Standard double and compact double

RossW Posts: 77
edited January 2011 in Road beginners
Was out on a ride the other day, just short of 50 miles.. Come to a few hills and found it a bit of a struggle?

Will moving to a compact make much diffrence really?


  • RossW
    I would always prefer a compact for just such a reason - you lose a little in top end straightline speed and there are times on the flat when I have to let the group go - but you would usually have the edge on any hill
  • Ron Stuart
    Ron Stuart Posts: 1,242
    Answer = Yes it can. How much depends on: -

    1) the type of terrain you aim to encounter.

    2) Will you be getting much lighter/fitter.

    3) What your current gearing is i.e. is it a 52/38T chainring with an 11-25T cassette.

    4) What range of gearing can your rear mech accommodate (Some new Shimanos take an 11-28T) Sram already did.

    5) My best armature set-up to combine a range of terrain for an average rider would be a 50/36T chainring with an 11-28T cassette. There is a large jump in gearing when using a 50/34T chainring, better to have the 28 on the back for the steep stuff. Also there are also those times on a ride when you just blow and the 28 is a kind of get out of jail ring, just gets you home.

    Oh!, and by the way the BCD for a compact chainset is different to the standard race it's 110 and replacement inner rings don't necessarily cost much you may be able to use a 34 inner if you go somewhere with big stuff i.e. The Alps/Dolomites just means you may have to do double changes at times (down on chainset to inner chainring and down to a smaller cog on the cassette and of course the reverse is true, this will reduce the jump.

    Lastly unless you intend to race a gearing of 50 on the front and 11 on the back is big enough for most Sportive/fitness riders and comparative bliss when the road goes up proper.
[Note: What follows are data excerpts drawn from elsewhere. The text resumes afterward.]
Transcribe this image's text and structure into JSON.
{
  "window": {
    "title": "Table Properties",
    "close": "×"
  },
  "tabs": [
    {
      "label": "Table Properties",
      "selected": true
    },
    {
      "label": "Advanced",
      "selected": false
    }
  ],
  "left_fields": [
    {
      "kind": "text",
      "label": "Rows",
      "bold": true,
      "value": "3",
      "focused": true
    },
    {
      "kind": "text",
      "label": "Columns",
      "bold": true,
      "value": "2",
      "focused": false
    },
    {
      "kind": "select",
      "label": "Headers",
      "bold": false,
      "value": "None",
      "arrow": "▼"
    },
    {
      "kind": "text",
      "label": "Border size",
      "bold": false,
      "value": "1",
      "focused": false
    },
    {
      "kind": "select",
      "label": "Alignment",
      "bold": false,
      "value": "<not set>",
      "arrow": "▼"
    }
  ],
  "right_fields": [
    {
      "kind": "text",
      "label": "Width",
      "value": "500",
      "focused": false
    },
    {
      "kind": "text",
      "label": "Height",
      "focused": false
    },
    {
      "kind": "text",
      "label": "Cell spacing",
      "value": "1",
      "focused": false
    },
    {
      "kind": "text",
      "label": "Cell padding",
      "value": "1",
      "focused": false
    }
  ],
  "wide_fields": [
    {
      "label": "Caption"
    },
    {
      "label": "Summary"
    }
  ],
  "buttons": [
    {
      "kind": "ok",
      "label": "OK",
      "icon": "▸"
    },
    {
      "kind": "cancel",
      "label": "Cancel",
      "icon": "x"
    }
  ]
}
    Check out this very good article ... s/200.html

    and enjoy :D
  • I am about to have my standard double converted to a compact having prevaricated for almost a year about doing it. I'm doing it now because I've bent the derailleur and have to have some replacement works anyway and got into a long conversation with the LBS bike mechanic about gearing in general. Had a chance to talk about my aims & objectives of the bike & my riding ambitions, he's coming back with a Plan of Action and costs, really looking forward to having the work done and seeing what its like afterwards, so in the next week or so I'll try out some hills that I usually struggle with, get the bike done then do them again and see the difference. J.
  • springtide9
    springtide9 Posts: 1,731
    Thanks for posting... as I also had a similar question...

    Had my first ride on Sunday... but probably not ideal to gauge gearing as I was pretty buggered from a run I did on the Saturday... but even with compact gearing I had to come out of the saddle to get up two of the hills. It was fine/easy out of the saddle, but wondering whether all hills should be manageable in the saddle?

    BTW, have (as purchased)... compact 50/34 with 11-23 gearing at the moment.
    Not sure if I'd gain much with a 25 on the rear ... but maybe it might have been just enough to allow me to stay in the saddle.

    I did notice that most of my time was spent in the smaller front... but down towards the smaller group on the back. But that might just have been poor 'management' by myself.
    Not going to touch anything yet until I've had a few more outings..... as I don't think I can really make any conclusions about gearing from a single ride.

    In my gearing web travels... I did find these.... ... nChart.pdf
    (which are links that are in the link above)
    Shame the FSA PDF doesn't have the gearing for the 25 and 28 rear cogs.
  • I did etape du dales with a 52/36 and 11/23 towed my rocks off, changing to 52/34 and 27 on the back for alpes in july!!